Thank God, we are not starting in those days. We are starting in the days where there is no discrimination, no distinction between one community and another, no discrimination between one caste or creed and another. We are starting with this fundamental principle that we are all citizens and equal citizens of one State. The people of England in course of time had to face the realities of the situation and had to discharge the responsibilities and burdens placed upon them by the government of their country and they went through that fire step by step. Today, you might say with justice that Roman Catholics and Protestants do not exist; what exists now is that every man is a citizen, an equal citizen of Great Britain and they are all members of the Nation.

Now I think we should keep that in front of us as our ideal and you will find that in course of time Hindus would cease to be Hindus and Muslims would cease to be Muslims, not in the religious sense, because that is the personal faith of each individual, but in the political sense as citizens of the State.
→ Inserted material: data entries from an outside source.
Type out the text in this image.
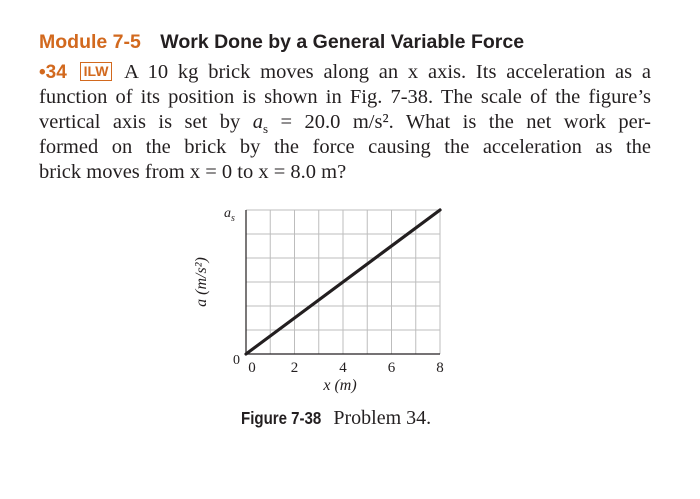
Module 7-5 Work Done by a General Variable Force
•34 ILW A 10 kg brick moves along an x axis. Its acceleration as a
function of its position is shown in Fig. 7-38. The scale of the figure’s
vertical axis is set by $a_s = 20.0$ m/s². What is the net work per-
formed on the brick by the force causing the acceleration as the
brick moves from x = 0 to x = 8.0 m?
$a_s$
0 0 2	4	6	8
x (m)
a (m/s²)
Figure 7-38 Problem 34.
Well, gentlemen, I do not wish to take up any more of your time and thank you again for the honour you have done to me. I shall always be guided by the principles of justice and fairplay without any, as is put in the political language, prejudice or ill-will, in other words, partiality or favouritism. My guiding principle will be justice and complete impartiality, and I am sure that with your support and co-operation, I can look forward to Pakistan becoming one of the greatest nations of the world.

I have received a message from the United States of America addressed to me. It reads:

I have the honour to communicate to you, in Your Excellency's capacity as President of the Constituent Assembly of Pakistan, the following message which I have just received from the Secretary of State of the United States:

On the occasion of of the first meeting of the Constituent Assembly for Pakistan, I extend to you and to the members of the Assembly, the best wishes of the Government and the people of the United States for the successful conclusion of the great work you are about to undertake.